Re: [PATCH] x86: remove wrong -1 in calling init_memory_mapping

From: Ingo Molnar
Date: Tue Oct 28 2008 - 04:43:31 EST



* Yinghai Lu <yinghai@xxxxxxxxxx> wrote:

> From: Shaohua Li <shaohua.li@xxxxxxxxx>
>
> impact: make memory hot plug got last page mapped.
>
> Shuahua Li found:
> Round up address to a page, otherwise the last page isn't mapped.
>
> No, I just did some experiments on a desktop for memory hotplug and this bug
> triggered a crash in my test.
> Yinghai's suggestion also fixed the bug. I just want to have safer method. Anyway, either approach is ok to me.
>
> So acctually we don't need to round it.
> just remove that extra -1
>
> Signed-off-by: Yinghai <yinghai@xxxxxxxxxx>

applied to tip/x86/urgent, thanks guys!

Note, i changed the "Impact:" line. We try to use it to provide a
single-line description of what practical impact a patch has. For
example if it's a bugfix, we try to describe what type of bug effect
it fixes. If it's a cleanup, we mark it as a cleanup.
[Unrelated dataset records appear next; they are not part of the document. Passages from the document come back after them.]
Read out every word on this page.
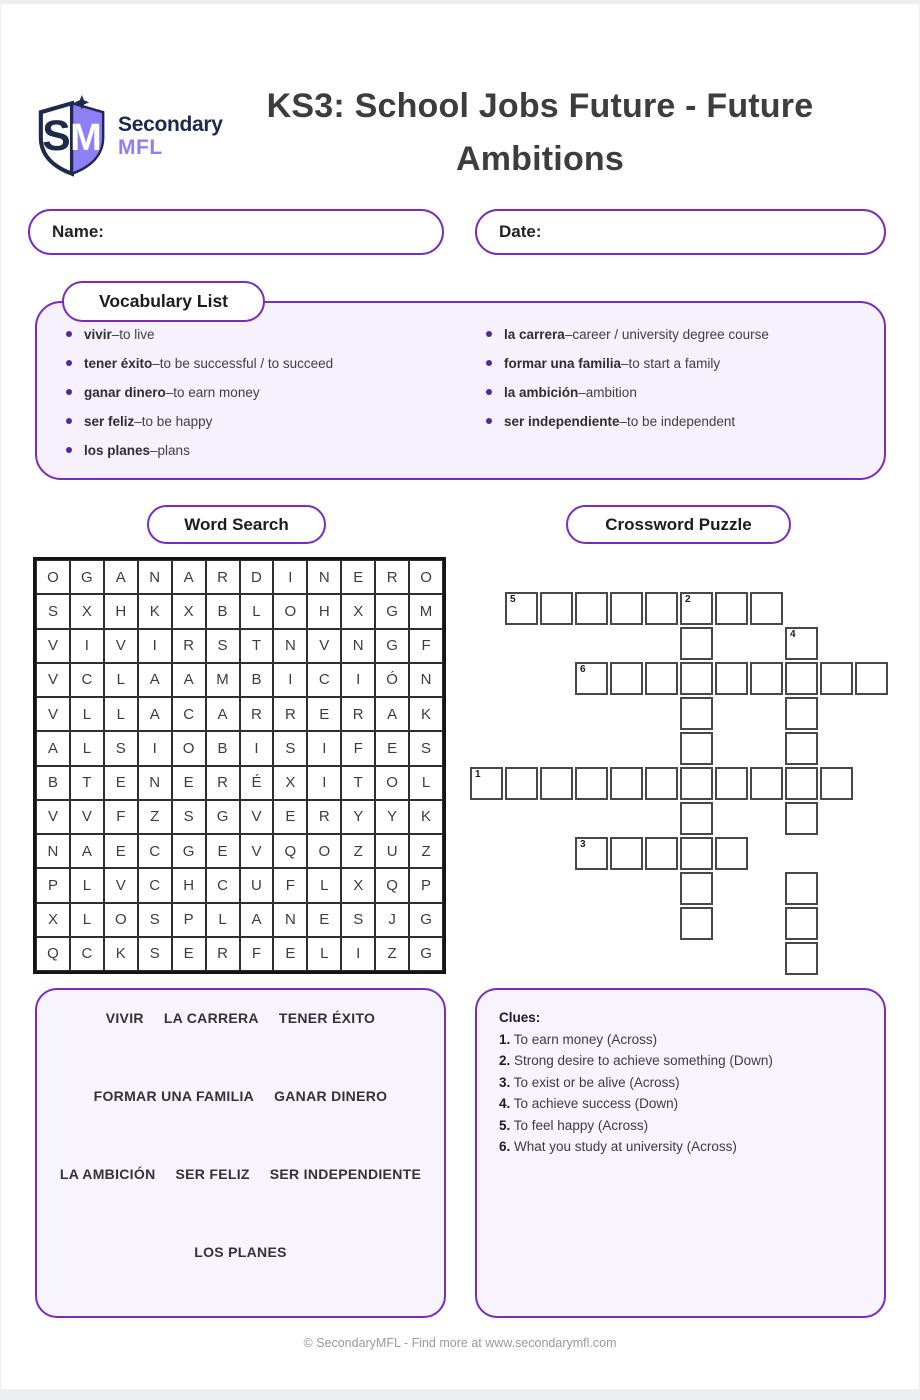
S M Secondary
MFL
KS3: School Jobs Future - Future Ambitions
Name:	Date:
Vocabulary List
vivir – to live
tener éxito – to be successful / to succeed
ganar dinero – to earn money
ser feliz – to be happy
los planes – plans
la carrera – career / university degree course
formar una familia – to start a family
la ambición – ambition
ser independiente – to be independent
Word Search	Crossword Puzzle
O	G	A	N	A	R	D	I	N	E	R	O
S	X	H	K	X	B	L	O	H	X	G	M
V	I	V	I	R	S	T	N	V	N	G	F
V	C	L	A	A	M	B	I	C	I	Ó	N
V	L	L	A	C	A	R	R	E	R	A	K
A	L	S	I	O	B	I	S	I	F	E	S
B	T	E	N	E	R	É	X	I	T	O	L
V	V	F	Z	S	G	V	E	R	Y	Y	K
N	A	E	C	G	E	V	Q	O	Z	U	Z
P	L	V	C	H	C	U	F	L	X	Q	P
X	L	O	S	P	L	A	N	E	S	J	G
Q	C	K	S	E	R	F	E	L	I	Z	G
5	2
4
6
1
3
VIVIR LA CARRERA TENER ÉXITO
FORMAR UNA FAMILIA GANAR DINERO
LA AMBICIÓN SER FELIZ SER INDEPENDIENTE
LOS PLANES
Clues:
1. To earn money (Across)
2. Strong desire to achieve something (Down)
3. To exist or be alive (Across)
4. To achieve success (Down)
5. To feel happy (Across)
6. What you study at university (Across)
© SecondaryMFL - Find more at www.secondarymfl.com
If it introduces
a new feature or changes existing behavior to improve the code, we
describe that.

There's no hard rules, so here are a few common examples:

Impact: fix crash with memory hotplug
Impact: cleanup
Impact: fix bootup crash on certain types of hardware
Impact: improve printk output
Impact: add (default-off) debug feature
Impact: make the implementation faster
Impact: cleanup (no object code changed)
Impact: change the implementation to be more robust
Impact: fix bootup hang on certain systems
Impact: add new system call
Impact: enable hardware feature and make use of it
Impact: fix rare crash under high DB load

etc. etc.

"Wrong" impact lines are the ones which just describe the change
itself, not the general impact:

Impact: add +1 to condition
Impact: change foo() to call bar() as well
Impact: flush the TLB when tearing down a mapping
Impact: check for NULL

these are less useful because they just duplicate the information
already available in the patch itself.